It’s a chilly day, but despite
the cold, a guy stands at the intersection where drivers wait for
the light. He’s selling bouquets of long-stemmed red roses,
the kind men who forget may seriously need. The kind my aunt sent
for my father’s funeral because, as she wrote, “red
roses are for someone you love.”
We’re high-tech: industrial robots, space travel to the
moon, mobile phones with multiple ring tones. But toddlers— drawn
to deep yellow fuzz— still pick dandelions to give to their
moms. Teen-aged girls still want corsages. So do golden-anniversary
grandmas. Adults go to parties and visit sick friends, their hands
filled with gifts of blossoms. From bassinette to coffin, flowers
mark our keenest moments.
I’m five years old. Mom sends me outdoors to play on a sunny
spring day. I look up at a flowering quince, taller than I am,
covered with blossoms and bees. Sweet scent, sound of humming,
salmon-pink cups dotted with yellow inside. I’m transfixed,
filled with wonder. The moment is the first of many.
We move to a different house. I take myself out to play. Again
it is spring, and in the back yard, an apple tree. Climbing up,
I’m surrounded by white and pink petals, sweet aroma, the
sound of humming. I sit on a branch, lean on another.
Winter. I arrive home frazzled by high school final exams. Outside
the dining room window, icicles lie shattered on the hard frozen
crust. Inside, on a glass shelf, an African violet has burst into
color. Velvet plush – really purple. I go to find
cookies.
A spring, many springs; a summer, many summers. Lavender lilacs
in a round blue glass bowl. Phlox perfume at dusk. Mock orange
blowing into my parents’ bedroom windows. Sweet peas twining
up chicken wire. Pinned to a prom dress, gardenias. A bright tangle
of cheeky petunias in a white rowboat, a shore-town name painted
on the stern.
I’m a waitress one summer. On the Vermont lake, white water
lilies with long rubbery stems. I’ve been studying Taoism,
the human spirit a lotus, rooted in muck but rising through water
to open pure ivory petals. From a rowboat, I pick a bouquet for
a widow, vacationing solo. Placed on her table, the lilies close
quickly.
In a fourth-floor walkup in New York, I don’t like being
so far removed from the ground. My boyfriend builds me window boxes
for my tarred terrace. I manage to grow enough mint for one julep,
after I’ve washed off the fly ash. I understand the cartoon
of the New York couple eating supper on their balcony. The husband
is inside on the phone. His wife calls, “Hurry up, Harry.

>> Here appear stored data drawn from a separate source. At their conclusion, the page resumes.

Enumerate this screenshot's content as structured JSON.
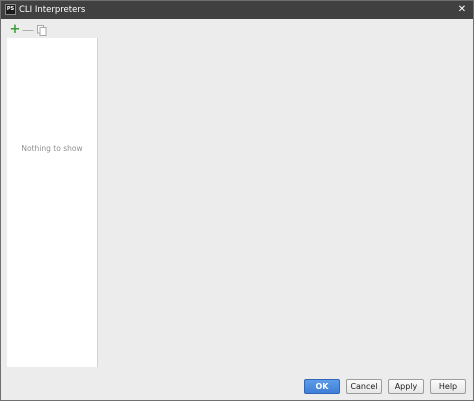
{
  "window": {
    "title": "CLI Interpreters",
    "app_icon_text": "PS",
    "close_glyph": "✕"
  },
  "toolbar": {
    "add_glyph": "+",
    "remove_glyph": "—",
    "icons": [
      "plus-icon",
      "minus-icon",
      "copy-icon"
    ]
  },
  "list": {
    "empty_text": "Nothing to show"
  },
  "buttons": {
    "ok": "OK",
    "cancel": "Cancel",
    "apply": "Apply",
    "help": "Help"
  },
  "colors": {
    "titlebar": "#404040",
    "add_icon": "#3c9b39",
    "ok_button": "#4a8bdf",
    "background": "#ececec"
  }
}
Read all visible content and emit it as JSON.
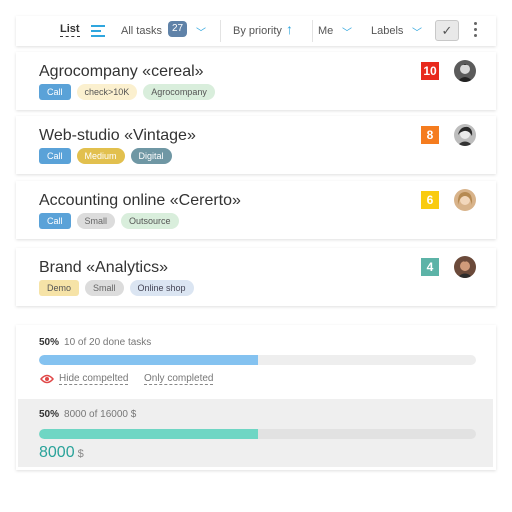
{
  "toolbar": {
    "list_label": "List",
    "all_tasks_label": "All tasks",
    "task_count": "27",
    "priority_label": "By priority",
    "priority_arrow": "↑",
    "me_label": "Me",
    "labels_label": "Labels",
    "chevron": "﹀",
    "check_glyph": "✓"
  },
  "tasks": [
    {
      "title": "Agrocompany «cereal»",
      "priority": "10",
      "priority_color": "#e8291c",
      "tags": [
        "Call",
        "check>10K",
        "Agrocompany"
      ]
    },
    {
      "title": "Web-studio «Vintage»",
      "priority": "8",
      "priority_color": "#f57c1f",
      "tags": [
        "Call",
        "Medium",
        "Digital"
      ]
    },
    {
      "title": "Accounting online «Cererto»",
      "priority": "6",
      "priority_color": "#f9cb10",
      "tags": [
        "Call",
        "Small",
        "Outsource"
      ]
    },
    {
      "title": "Brand «Analytics»",
      "priority": "4",
      "priority_color": "#5cb3a7",
      "tags": [
        "Demo",
        "Small",
        "Online shop"
      ]
    }
  ],
  "summary": {
    "tasks_percent": "50%",
    "tasks_text": "10 of 20 done tasks",
    "tasks_progress": 0.5,
    "hide_completed": "Hide compelted",
    "only_completed": "Only completed",
    "money_percent": "50%",
    "money_text": "8000  of 16000 $",
    "money_progress": 0.5,
    "money_value": "8000",
    "money_currency": "$"
  },
  "colors": {
    "accent": "#2fa6de",
    "tasks_bar": "#84c2f0",
    "money_bar": "#6fd6c4"
  }
}
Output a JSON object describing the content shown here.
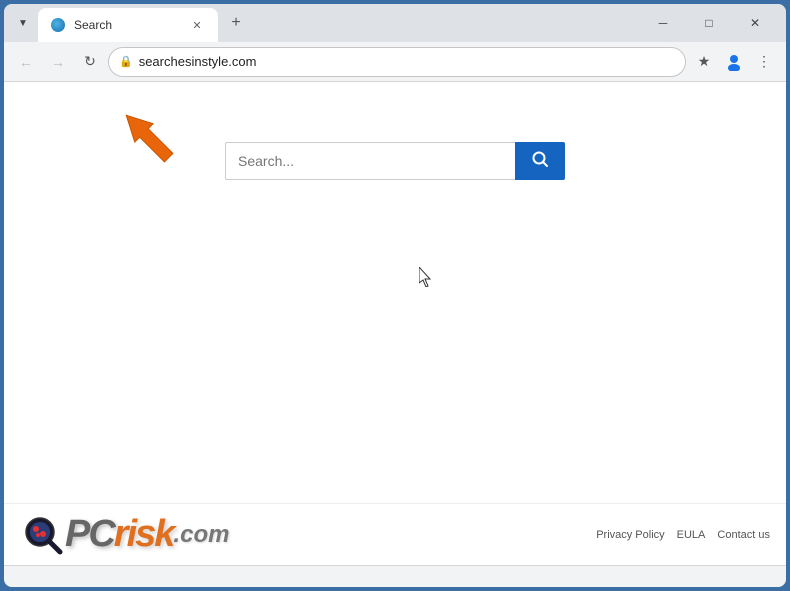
{
  "browser": {
    "tab": {
      "title": "Search",
      "favicon": "globe-icon"
    },
    "new_tab_label": "+",
    "window_controls": {
      "minimize": "─",
      "maximize": "□",
      "close": "✕"
    },
    "nav": {
      "back_disabled": true,
      "forward_disabled": true,
      "refresh_label": "↻",
      "address": "searchesinstyle.com",
      "bookmark_icon": "★",
      "profile_icon": "👤",
      "menu_icon": "⋮"
    }
  },
  "page": {
    "search_placeholder": "Search...",
    "search_btn_label": "🔍",
    "cursor": "↖"
  },
  "footer": {
    "pcrisk_pc": "PC",
    "pcrisk_risk": "risk",
    "pcrisk_dotcom": ".com",
    "links": [
      {
        "label": "Privacy Policy",
        "name": "privacy-policy-link"
      },
      {
        "label": "EULA",
        "name": "eula-link"
      },
      {
        "label": "Contact us",
        "name": "contact-link"
      }
    ]
  }
}
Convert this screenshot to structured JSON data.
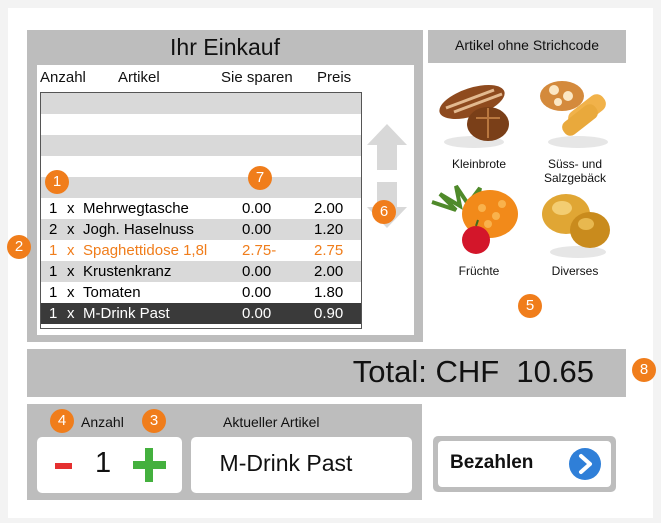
{
  "cart": {
    "title": "Ihr Einkauf",
    "columns": {
      "qty": "Anzahl",
      "item": "Artikel",
      "save": "Sie sparen",
      "price": "Preis"
    },
    "rows": [
      {
        "qty": "1",
        "x": "x",
        "name": "Mehrwegtasche",
        "save": "0.00",
        "price": "2.00"
      },
      {
        "qty": "2",
        "x": "x",
        "name": "Jogh. Haselnuss",
        "save": "0.00",
        "price": "1.20"
      },
      {
        "qty": "1",
        "x": "x",
        "name": "Spaghettidose 1,8l",
        "save": "2.75-",
        "price": "2.75"
      },
      {
        "qty": "1",
        "x": "x",
        "name": "Krustenkranz",
        "save": "0.00",
        "price": "2.00"
      },
      {
        "qty": "1",
        "x": "x",
        "name": "Tomaten",
        "save": "0.00",
        "price": "1.80"
      },
      {
        "qty": "1",
        "x": "x",
        "name": "M-Drink Past",
        "save": "0.00",
        "price": "0.90"
      }
    ]
  },
  "scroll": {
    "up_icon": "arrow-up-icon",
    "down_icon": "arrow-down-icon"
  },
  "no_barcode": {
    "title": "Artikel ohne Strichcode",
    "categories": [
      {
        "line1": "Kleinbrote",
        "line2": "",
        "icon": "bread-rolls-icon"
      },
      {
        "line1": "Süss- und",
        "line2": "Salzgebäck",
        "icon": "pastry-icon"
      },
      {
        "line1": "Früchte",
        "line2": "",
        "icon": "fruit-icon"
      },
      {
        "line1": "Diverses",
        "line2": "",
        "icon": "misc-icon"
      }
    ]
  },
  "total": {
    "text": "Total: CHF  10.65"
  },
  "quantity": {
    "label": "Anzahl",
    "value": "1",
    "minus_icon": "minus-icon",
    "plus_icon": "plus-icon"
  },
  "current_item": {
    "label": "Aktueller Artikel",
    "value": "M-Drink Past"
  },
  "pay": {
    "label": "Bezahlen",
    "icon": "chevron-right-icon"
  },
  "markers": [
    "1",
    "2",
    "3",
    "4",
    "5",
    "6",
    "7",
    "8"
  ],
  "colors": {
    "panel": "#bdbdbd",
    "accent": "#f07d1b",
    "selected_row": "#3a3a3a",
    "plus": "#44b03e",
    "minus": "#e53030",
    "pay_icon": "#2f7fd8"
  }
}
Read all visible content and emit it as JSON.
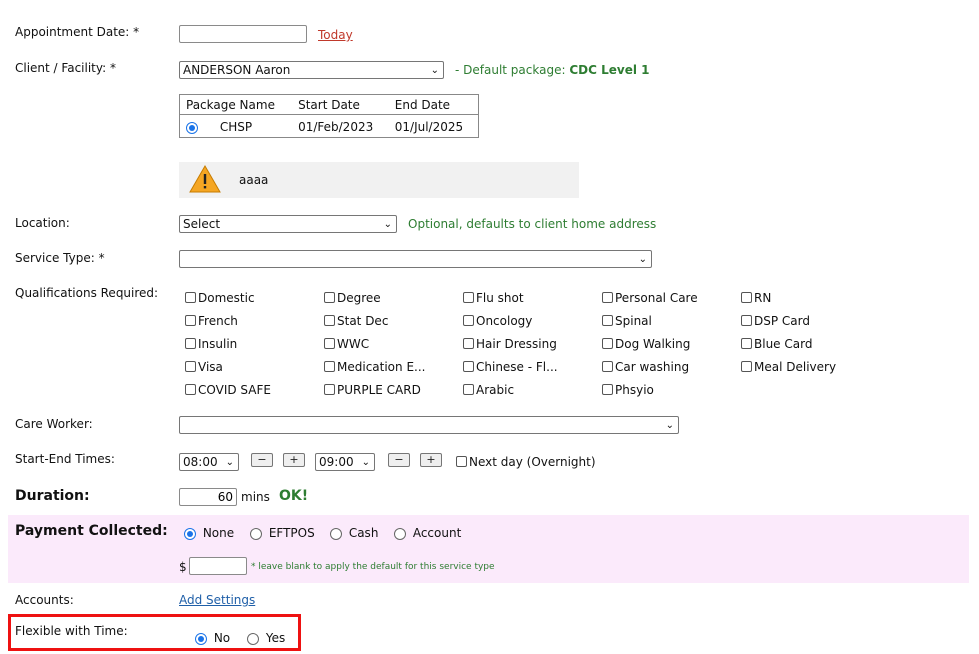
{
  "appointment_date": {
    "label": "Appointment Date: *",
    "value": "",
    "today_link": "Today"
  },
  "client": {
    "label": "Client / Facility: *",
    "selected": "ANDERSON Aaron",
    "default_package_prefix": "- Default package: ",
    "default_package_value": "CDC Level 1"
  },
  "package_table": {
    "headers": [
      "Package Name",
      "Start Date",
      "End Date"
    ],
    "rows": [
      {
        "name": "CHSP",
        "start": "01/Feb/2023",
        "end": "01/Jul/2025"
      }
    ]
  },
  "warning": {
    "text": "aaaa",
    "icon": "warning-icon"
  },
  "location": {
    "label": "Location:",
    "selected": "Select",
    "hint": "Optional, defaults to client home address"
  },
  "service_type": {
    "label": "Service Type: *",
    "selected": ""
  },
  "qualifications": {
    "label": "Qualifications Required:",
    "items": [
      [
        "Domestic",
        "Degree",
        "Flu shot",
        "Personal Care",
        "RN"
      ],
      [
        "French",
        "Stat Dec",
        "Oncology",
        "Spinal",
        "DSP Card"
      ],
      [
        "Insulin",
        "WWC",
        "Hair Dressing",
        "Dog Walking",
        "Blue Card"
      ],
      [
        "Visa",
        "Medication E...",
        "Chinese - Fl...",
        "Car washing",
        "Meal Delivery"
      ],
      [
        "COVID SAFE",
        "PURPLE CARD",
        "Arabic",
        "Phsyio"
      ]
    ]
  },
  "care_worker": {
    "label": "Care Worker:",
    "selected": ""
  },
  "times": {
    "label": "Start-End Times:",
    "start": "08:00",
    "end": "09:00",
    "minus": "−",
    "plus": "+",
    "next_day": "Next day (Overnight)"
  },
  "duration": {
    "label": "Duration:",
    "value": "60",
    "unit": "mins",
    "status": "OK!"
  },
  "payment": {
    "label": "Payment Collected:",
    "options": [
      "None",
      "EFTPOS",
      "Cash",
      "Account"
    ],
    "selected": "None",
    "currency": "$",
    "amount": "",
    "note": "* leave blank to apply the default for this service type"
  },
  "accounts": {
    "label": "Accounts:",
    "link": "Add Settings"
  },
  "flexible": {
    "label": "Flexible with Time:",
    "options": [
      "No",
      "Yes"
    ],
    "selected": "No"
  },
  "colors": {
    "green": "#2e7d32",
    "link_red": "#c0392b",
    "link_blue": "#1f5fa8",
    "payment_bg": "#fbeafb",
    "highlight": "#ee1111",
    "radio_selected": "#1a73e8"
  }
}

Your soup’s getting dirty.”
The boyfriend transforms to husband. I make wedding corsages with
roses from my father’s garden, red for my mother, white for
my husband’s mother. From a field by a river where my family
took Sunday afternoon walks, my sister and I pick masses of Joe
Pye weed and Queen Anne’s lace to decorate my parents’ front
porch.
We rent and garden. Dig sod and change a corner of a field into
a garden. Move on, leaving gardens behind. My husband wants to
buy a handyman’s special. I’m not so sure but finally
agree because the backyard has a trellis of red, pink, white, and
yellow climbing roses.
Children stand transfixed in the garden as I stood transfixed
in my father’s garden where rain formed diamonds in the cruxes
of lupine leaves. The children suck sweet drops from the honeysuckle,
hide in the tall leafy rhubarb, bite into tomatoes.
Fall changes to winter. Lush rhubarb turns to slime. Raspberry
canes go brittle and brown. Where day lilies tilted in orange profusion,
dead oak leaves rot. Under snow, the raised vegetable beds look
like graves.
The mailman plops seed catalogues on the front hallway carpet.
I order a crepe myrtle.
The season’s wheel turns, the life cycle spirals.
A grandparent’s ashes to scatter on thyme, iris, roses.
A grandchild looking up at a sunlit crepe myrtle.